Fig. 6. Co-expression of the cauliflower Kunitz inhibitor and BP-80 in tobacco suspension culture protoplasts. Labeling of two protoplasts is shown. (a) BP-80; (b) cauliflower Kunitz inhibitor; (c) superimposition of (a) and (b) where yellow indicates colocalization of the two proteins; (d) transmitted light image of the fixed, permeabilized protoplasts labeled with antibodies. V, central vacuole; n, position of nucleus; arrow, cluster of three organelles labeled with both antibodies. (For interpretation of the references to color in this figure legend, the reader is referred to the web version of the article.)

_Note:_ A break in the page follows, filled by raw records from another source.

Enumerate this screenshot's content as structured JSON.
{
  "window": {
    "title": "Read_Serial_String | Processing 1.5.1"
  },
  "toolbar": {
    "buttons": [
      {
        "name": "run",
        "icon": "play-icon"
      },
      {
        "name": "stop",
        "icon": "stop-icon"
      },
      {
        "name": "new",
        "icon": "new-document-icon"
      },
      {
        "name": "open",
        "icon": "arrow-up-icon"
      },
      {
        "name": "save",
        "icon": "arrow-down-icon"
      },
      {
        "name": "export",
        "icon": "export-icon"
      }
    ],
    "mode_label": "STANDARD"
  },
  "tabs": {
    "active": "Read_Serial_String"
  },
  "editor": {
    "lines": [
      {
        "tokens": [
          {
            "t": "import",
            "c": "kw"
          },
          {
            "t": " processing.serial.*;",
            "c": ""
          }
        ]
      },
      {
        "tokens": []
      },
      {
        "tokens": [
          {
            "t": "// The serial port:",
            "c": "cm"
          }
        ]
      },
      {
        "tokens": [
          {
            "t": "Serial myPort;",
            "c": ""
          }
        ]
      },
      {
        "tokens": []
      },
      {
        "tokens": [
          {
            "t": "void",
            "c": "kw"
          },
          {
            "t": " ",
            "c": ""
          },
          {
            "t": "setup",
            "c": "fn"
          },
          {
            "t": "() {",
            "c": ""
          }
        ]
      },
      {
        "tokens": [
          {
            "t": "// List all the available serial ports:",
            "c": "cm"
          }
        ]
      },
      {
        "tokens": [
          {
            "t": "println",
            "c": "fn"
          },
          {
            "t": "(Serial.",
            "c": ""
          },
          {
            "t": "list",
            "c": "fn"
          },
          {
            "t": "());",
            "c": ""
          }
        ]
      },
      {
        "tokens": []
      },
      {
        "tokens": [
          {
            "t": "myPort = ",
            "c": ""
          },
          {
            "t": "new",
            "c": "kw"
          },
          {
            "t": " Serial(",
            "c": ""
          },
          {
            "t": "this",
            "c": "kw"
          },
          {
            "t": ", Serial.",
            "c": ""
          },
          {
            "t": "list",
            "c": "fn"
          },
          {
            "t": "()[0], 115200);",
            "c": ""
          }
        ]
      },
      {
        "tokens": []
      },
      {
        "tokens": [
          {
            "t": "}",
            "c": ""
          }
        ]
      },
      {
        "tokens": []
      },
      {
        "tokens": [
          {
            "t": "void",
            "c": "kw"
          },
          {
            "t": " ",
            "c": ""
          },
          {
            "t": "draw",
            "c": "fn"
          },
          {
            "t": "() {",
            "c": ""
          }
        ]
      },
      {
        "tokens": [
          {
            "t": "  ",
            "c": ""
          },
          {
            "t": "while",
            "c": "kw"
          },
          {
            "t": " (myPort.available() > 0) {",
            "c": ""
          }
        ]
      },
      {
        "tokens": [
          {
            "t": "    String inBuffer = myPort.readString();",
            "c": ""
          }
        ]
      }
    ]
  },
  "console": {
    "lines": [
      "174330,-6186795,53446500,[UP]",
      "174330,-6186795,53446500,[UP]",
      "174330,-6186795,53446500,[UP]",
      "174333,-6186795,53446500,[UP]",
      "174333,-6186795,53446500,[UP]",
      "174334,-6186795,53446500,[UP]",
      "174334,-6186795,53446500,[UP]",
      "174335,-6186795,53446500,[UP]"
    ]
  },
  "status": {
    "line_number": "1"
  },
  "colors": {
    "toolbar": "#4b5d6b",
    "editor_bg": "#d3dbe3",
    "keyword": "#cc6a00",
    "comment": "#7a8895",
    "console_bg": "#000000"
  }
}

4. Discussion Cystatins are well-characterized inhibitors of plant cysteine proteases [11,21,22]. Some members of the cystatin family, such as soybean cystatin [22] lack signal peptides and presumably act within the cell cytoplasm, while others, such as maize cystatin [GenBank #P3172611] carry typical signal peptides and would traffic through the endomembrane system. Soybean cystatin has been implicated in regulating programmed cell death [22]. In contrast, Kunitz-type protease inhibitors all carry signal peptides and would perform their functions within organelles of the secretory pathway or after being secreted from cells. The cauliflower and Arabidopsis Kunitz inhibitors described here are part of a conserved gene family that is expressed in response to environmental stresses. The GenBank annotation for the inhibitor from B. rapa, S36621, indicates that its mRNA is induced by drought stress. A closely related member of the family, BnD22 from Brassica napus, is not expressed in seeds [13]. Rather, it was induced by drought stress or abscisic acid treatment in leaves, where it accumulated to more than 1% of the total protein. The authors noted that drought stress accelerates leaf senescence, a process that is associated with increased protease activities, and speculated that BnD22 might serve to regulate senescence-related processes by its protease inhibitory activities [13]. Our purification of the cauliflower Kunitz inhibitor from florets is consistent with expression of these family members in vegetative tissues.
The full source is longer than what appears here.